Each of the response length measures were analysed using the Kruskal Wallis test and Dunn’s Correction. There was no significant difference between the groups for articulation rate measured in words [arWords], H(2) = 5.087, p = 0.079. However, there was a significant group difference in articulation rate measured in syllables [arSylls], H(2) = 6.327, p = 0.042. The articulation rate measured in syllables was significantly faster (p = 0.03) for people with AD (median = 5.11 words/s) compared to healthy controls (median = 4.14 words/s) and significantly faster (p = 0.02) compared to people with MCI (median = 4.009 words/s). There was no significant difference between people with MCI and healthy controls (p = 0.87). There was a significant group difference in the speaking rate measured in words [srWords], H(2) = 13.853, p = 0.001. People with AD (median = 1.35 words/s) spoke words significantly slower (p = 0.002) than healthy controls (median = 2.16 words/s) and significantly slower (p = 0.02) than people with MCI (median = 1.9 words/s). There was no significant difference between people with MCI and healthy controls (p = 0.09). Furthermore, there was a significant group difference in speaking rate measured in syllables [srSylls], H(2) = 13.849, p = 0.001. The speaking rate for people with AD (median = 1.785 sylls/s) was significantly slower (p = 0.001) than healthy controls (median = 2.87 sylls/s) and significantly slower (p = 0.019) than people with MCI (median = 2.47 sylls/s). There was no significant difference between people with MCI and healthy controls (p = 0.089).

Measures of silent pauses

Each of the measures of silent pauses were analysed using the Kruskal Wallis test and Dunn’s Correction. There was a significant group difference for the silent pause proportion [silPauseProp], H(2) = 18.196, p < 0.001. People with AD (median = 66.89%) paused for a higher proportion of time (p < 0.001) compared to healthy controls (median = 29.95%) and a significantly higher proportion of time (p = 0.017) compared to people with MCI (median = 40.78%). People with MCI paused for a significantly higher proportion of time (p = 0.028) compared to healthy controls. There was a significant group difference for the average duration of silent pauses [silPauseAve], H(2) = 20.592, p < 0.001. The average duration of silent pauses was significantly longer (p < 0.001) for people with AD (median = 2.66) compared to healthy controls (median = 0.99) and was significantly longer (p = 0.017) compared to people with MCI (median = 1.24). People with MCI had significantly longer pauses (p = 0.017) compared to healthy controls. displays the pause measures for all three groups. ( show results for 61 participants because 3 participants – all people with MCI – have no silent pauses in their answers, therefore there are no average silent pause duration figures to report.)

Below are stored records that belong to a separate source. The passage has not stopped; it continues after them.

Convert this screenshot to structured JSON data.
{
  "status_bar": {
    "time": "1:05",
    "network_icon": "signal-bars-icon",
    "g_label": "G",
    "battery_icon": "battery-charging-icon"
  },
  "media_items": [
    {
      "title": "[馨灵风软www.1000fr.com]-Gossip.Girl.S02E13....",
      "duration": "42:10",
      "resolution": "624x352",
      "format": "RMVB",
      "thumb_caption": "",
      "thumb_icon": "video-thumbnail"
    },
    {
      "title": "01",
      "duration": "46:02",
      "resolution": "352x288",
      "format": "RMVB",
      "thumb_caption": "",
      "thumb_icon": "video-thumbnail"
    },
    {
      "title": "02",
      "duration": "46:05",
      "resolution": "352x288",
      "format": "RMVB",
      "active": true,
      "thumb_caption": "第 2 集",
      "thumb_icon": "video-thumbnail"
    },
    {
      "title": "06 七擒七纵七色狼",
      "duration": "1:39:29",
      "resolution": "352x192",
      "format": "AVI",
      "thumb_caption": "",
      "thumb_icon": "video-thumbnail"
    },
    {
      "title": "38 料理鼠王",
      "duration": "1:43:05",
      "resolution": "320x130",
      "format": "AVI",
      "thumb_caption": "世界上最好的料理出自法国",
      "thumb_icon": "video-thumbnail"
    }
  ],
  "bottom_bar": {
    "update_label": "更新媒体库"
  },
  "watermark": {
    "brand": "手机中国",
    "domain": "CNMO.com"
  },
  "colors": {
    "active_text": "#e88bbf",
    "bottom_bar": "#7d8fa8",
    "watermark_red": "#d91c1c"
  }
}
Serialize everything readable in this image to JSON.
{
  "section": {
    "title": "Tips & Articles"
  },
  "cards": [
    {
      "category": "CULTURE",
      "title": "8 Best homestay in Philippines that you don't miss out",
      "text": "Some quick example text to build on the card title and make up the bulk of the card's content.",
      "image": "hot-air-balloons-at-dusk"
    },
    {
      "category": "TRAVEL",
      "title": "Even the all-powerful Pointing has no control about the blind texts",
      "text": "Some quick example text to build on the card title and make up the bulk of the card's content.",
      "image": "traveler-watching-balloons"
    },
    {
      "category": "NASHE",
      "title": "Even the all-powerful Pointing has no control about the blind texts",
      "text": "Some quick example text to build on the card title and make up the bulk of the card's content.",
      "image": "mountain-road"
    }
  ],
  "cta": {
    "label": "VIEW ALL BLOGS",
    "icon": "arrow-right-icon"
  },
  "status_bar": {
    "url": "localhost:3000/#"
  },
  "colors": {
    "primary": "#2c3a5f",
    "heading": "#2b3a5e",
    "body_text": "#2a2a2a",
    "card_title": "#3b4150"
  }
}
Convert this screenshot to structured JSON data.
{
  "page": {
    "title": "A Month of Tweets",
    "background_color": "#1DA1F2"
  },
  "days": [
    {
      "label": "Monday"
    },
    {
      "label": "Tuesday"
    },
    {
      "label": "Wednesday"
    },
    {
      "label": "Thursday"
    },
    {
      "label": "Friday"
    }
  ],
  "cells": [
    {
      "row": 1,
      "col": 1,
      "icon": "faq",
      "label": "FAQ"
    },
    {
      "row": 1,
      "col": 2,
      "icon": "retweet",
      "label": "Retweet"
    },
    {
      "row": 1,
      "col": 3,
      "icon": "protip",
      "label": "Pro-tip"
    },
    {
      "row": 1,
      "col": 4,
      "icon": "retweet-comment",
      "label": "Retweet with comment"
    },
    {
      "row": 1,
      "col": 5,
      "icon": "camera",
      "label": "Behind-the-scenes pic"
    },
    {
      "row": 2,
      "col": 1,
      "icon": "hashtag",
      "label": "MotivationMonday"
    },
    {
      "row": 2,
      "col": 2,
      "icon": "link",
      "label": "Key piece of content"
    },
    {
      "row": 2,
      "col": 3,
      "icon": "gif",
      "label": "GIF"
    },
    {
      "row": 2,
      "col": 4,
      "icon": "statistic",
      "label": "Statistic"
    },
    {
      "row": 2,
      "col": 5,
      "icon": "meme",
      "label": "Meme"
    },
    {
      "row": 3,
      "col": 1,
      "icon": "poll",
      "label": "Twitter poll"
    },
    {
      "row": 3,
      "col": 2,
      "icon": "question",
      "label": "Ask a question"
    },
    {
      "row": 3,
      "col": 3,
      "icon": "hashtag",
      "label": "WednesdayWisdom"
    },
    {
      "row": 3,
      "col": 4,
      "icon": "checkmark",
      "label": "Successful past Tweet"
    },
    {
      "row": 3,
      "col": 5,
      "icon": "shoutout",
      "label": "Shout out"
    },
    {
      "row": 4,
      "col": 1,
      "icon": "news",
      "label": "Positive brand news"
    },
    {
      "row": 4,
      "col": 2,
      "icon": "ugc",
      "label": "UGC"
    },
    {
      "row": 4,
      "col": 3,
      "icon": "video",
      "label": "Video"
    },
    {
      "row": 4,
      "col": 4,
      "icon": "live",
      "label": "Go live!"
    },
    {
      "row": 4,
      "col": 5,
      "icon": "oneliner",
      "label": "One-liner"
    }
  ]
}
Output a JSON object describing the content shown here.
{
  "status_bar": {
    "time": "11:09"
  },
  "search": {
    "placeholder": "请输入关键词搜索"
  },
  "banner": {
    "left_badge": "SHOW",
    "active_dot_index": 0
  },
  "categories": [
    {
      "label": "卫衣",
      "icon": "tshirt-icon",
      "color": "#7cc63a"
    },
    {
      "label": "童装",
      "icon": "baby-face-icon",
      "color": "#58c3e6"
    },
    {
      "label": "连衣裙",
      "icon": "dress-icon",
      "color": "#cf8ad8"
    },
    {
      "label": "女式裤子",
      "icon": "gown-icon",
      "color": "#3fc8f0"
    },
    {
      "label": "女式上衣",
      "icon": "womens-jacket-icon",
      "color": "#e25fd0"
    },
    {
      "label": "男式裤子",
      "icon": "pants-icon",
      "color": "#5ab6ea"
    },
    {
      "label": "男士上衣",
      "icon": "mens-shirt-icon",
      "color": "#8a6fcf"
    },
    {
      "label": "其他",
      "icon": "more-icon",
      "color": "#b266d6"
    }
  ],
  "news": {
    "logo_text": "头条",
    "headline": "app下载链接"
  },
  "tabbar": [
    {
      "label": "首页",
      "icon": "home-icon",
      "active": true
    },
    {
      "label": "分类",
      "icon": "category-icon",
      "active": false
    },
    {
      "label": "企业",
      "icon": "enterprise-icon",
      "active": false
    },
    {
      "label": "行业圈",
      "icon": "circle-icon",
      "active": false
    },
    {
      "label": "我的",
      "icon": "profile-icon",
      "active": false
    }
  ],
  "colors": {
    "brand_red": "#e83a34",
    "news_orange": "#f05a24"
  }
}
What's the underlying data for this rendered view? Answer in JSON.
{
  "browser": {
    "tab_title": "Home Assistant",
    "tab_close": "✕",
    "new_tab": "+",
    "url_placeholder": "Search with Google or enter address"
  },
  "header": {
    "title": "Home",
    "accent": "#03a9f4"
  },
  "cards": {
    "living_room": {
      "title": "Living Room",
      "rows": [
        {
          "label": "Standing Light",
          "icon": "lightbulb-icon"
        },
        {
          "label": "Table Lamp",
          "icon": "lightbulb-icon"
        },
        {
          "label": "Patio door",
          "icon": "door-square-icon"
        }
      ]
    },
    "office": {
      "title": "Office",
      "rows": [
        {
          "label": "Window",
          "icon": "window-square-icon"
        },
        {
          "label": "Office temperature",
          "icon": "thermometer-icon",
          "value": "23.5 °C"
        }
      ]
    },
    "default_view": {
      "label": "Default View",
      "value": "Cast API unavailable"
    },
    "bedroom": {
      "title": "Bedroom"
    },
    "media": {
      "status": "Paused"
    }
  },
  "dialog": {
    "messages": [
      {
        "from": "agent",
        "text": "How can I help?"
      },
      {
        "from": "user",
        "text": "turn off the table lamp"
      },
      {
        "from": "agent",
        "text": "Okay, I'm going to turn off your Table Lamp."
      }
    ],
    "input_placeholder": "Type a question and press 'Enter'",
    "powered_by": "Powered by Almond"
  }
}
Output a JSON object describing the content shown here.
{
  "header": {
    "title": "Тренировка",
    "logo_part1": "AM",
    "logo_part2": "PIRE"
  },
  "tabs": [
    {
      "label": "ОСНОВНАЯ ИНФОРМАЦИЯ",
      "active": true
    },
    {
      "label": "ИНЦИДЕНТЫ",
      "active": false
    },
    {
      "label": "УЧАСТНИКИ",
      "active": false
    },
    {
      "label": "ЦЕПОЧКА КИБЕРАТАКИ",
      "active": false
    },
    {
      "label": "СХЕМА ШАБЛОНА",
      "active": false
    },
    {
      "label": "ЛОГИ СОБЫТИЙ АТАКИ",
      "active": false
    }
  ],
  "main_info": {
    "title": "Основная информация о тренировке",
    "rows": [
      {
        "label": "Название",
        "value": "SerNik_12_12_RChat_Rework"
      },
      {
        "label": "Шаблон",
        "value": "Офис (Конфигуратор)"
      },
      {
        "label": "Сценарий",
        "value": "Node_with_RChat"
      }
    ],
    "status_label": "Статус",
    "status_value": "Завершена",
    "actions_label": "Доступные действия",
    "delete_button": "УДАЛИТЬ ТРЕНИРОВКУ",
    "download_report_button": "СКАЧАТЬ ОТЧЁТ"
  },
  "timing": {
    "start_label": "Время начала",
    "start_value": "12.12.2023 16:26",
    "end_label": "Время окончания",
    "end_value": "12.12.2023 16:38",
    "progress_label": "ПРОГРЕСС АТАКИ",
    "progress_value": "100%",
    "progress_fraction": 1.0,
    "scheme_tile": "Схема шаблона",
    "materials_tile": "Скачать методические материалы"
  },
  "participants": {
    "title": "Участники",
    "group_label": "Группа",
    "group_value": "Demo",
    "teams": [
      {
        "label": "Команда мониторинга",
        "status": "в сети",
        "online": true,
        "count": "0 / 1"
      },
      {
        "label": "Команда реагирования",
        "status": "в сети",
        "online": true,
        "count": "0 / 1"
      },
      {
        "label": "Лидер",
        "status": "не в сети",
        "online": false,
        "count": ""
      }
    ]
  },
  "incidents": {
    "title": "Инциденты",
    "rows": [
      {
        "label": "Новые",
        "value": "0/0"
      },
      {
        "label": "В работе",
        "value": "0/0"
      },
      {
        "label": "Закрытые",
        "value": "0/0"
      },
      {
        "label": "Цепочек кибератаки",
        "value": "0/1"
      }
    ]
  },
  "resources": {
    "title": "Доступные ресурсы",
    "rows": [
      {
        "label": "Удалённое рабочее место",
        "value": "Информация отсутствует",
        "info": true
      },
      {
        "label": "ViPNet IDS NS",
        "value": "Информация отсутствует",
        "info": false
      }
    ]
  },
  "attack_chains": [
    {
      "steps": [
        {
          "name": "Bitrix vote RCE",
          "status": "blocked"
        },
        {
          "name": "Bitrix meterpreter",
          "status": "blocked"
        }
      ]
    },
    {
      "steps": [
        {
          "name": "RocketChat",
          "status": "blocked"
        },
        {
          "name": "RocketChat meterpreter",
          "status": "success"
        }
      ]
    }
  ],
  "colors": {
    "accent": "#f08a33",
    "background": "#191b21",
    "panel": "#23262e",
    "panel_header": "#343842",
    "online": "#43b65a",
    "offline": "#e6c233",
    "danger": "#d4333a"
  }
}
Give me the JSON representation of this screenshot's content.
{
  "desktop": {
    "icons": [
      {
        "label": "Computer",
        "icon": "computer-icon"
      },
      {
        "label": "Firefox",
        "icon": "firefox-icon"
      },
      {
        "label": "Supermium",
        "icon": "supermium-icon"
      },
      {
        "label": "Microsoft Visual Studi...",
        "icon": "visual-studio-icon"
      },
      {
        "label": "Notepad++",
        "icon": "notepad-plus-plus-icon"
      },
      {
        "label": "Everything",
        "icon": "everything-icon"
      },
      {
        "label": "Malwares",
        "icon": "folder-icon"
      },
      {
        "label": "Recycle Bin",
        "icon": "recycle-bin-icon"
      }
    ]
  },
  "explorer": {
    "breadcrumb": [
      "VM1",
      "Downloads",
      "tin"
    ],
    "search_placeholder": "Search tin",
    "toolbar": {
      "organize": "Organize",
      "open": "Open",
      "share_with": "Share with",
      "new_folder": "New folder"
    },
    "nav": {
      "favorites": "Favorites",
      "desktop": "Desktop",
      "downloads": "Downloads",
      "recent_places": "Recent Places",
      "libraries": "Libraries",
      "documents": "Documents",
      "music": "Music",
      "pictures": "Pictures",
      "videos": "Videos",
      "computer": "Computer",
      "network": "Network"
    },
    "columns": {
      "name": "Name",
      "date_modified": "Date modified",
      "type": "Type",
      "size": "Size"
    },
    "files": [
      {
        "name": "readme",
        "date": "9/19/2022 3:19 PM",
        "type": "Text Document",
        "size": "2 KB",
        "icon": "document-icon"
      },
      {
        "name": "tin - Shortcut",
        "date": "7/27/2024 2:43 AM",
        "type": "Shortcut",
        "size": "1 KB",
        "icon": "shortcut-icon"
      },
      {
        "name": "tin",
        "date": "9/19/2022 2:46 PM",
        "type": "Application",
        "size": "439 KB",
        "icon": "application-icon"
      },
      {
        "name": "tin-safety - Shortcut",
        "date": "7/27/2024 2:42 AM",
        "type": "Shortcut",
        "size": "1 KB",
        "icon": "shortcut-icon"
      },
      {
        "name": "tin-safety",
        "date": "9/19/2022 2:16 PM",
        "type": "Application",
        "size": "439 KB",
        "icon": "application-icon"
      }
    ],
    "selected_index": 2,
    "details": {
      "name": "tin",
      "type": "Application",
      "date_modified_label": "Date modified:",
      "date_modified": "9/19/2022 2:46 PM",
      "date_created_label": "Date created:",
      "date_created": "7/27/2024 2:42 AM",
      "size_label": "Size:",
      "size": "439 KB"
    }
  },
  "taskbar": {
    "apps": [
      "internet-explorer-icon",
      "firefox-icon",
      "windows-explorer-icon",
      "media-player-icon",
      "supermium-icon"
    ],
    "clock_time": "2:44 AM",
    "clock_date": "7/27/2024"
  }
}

Figure 3. Proportion of response time taken up by silent pauses and average silent pause duration in responses by healthy control participants (HC), people with mild cognitive impairment (PwMCI) and people with Alzheimer’s disease (PwAD).

Figure 3. Proportion of response time taken up by silent pauses and average silent pause duration in responses by healthy control participants (HC), people with mild cognitive impairment (PwMCI) and people with Alzheimer’s disease (PwAD).

There is a very strong positive correlation between silent pause proportion and average silent pause duration such that as one variable increases so does the other (Pearson’s correlation coefficient r for the sample as a whole = 0.846, p < 0.001).

In summary, at the level of the group there is a progression for both silent pause proportion and average silent pause duration such that measures for people with MCI are higher than for healthy controls, and measures are higher again for people with AD.

Summary

People with MCI spoke significantly fewer words compared to healthy controls. People with AD spoke for significantly less time than people with MCI and healthy controls, and people with MCI spoke for significantly less time than healthy controls. With regards to speech rate, people with AD displayed a faster articulation rate when measured in syllables compared to people with MCI and healthy controls. People with AD displayed a slower speaking rate compared to people with MCI and healthy controls. Silent pauses make up the greatest proportion of responses from people with AD, followed by people with MCI, then healthy controls. The average duration of silent pauses is shortest in responses from healthy controls, longer in responses from people with MCI, and longest in responses from people with AD.

Speech measures for people with early stage neurodegenerative disorders and healthy controls

This section presents results relating to speech patterns of healthy controls and people with ND to inform the reader of the presentation of these speech patterns when people with MCI and people with AD are combined.

Response length measures

shows response length measures for healthy controls and people with ND. The median number of words produced by healthy controls is 116 words, whereas the median for people with ND is lower at 49.5 words. The median response duration for healthy controls is 53.7 s [ansDur] and 41.7 s [spDur], and the median for people with ND is shorter at 28.9 s [ansDur] and 14.6 s [spDur]).

Speech rate measures

shows speech rate measures for healthy controls and people with ND. The median speaking rates for healthy controls are 2.16 words/s and 2.87 sylls/s; the medians for people with ND are slower at 1.65 words/s and 2.26 sylls/s. The median articulation rates for healthy controls is 3.00 words/s and 4.14 sylls/s, and are very similar to the median for people with ND which are 3.09 sylls/s, 4.19 sylls/s.

Measures of silent pauses

A larger proportion of response time is taken up by silent pauses for people with ND than for healthy controls. The average silent pause proportion for people with ND is 45.25%, and 29.95% for healthy controls. shows the proportion of each participant’s responses which consists of silent pauses, as well as their average silent pause duration.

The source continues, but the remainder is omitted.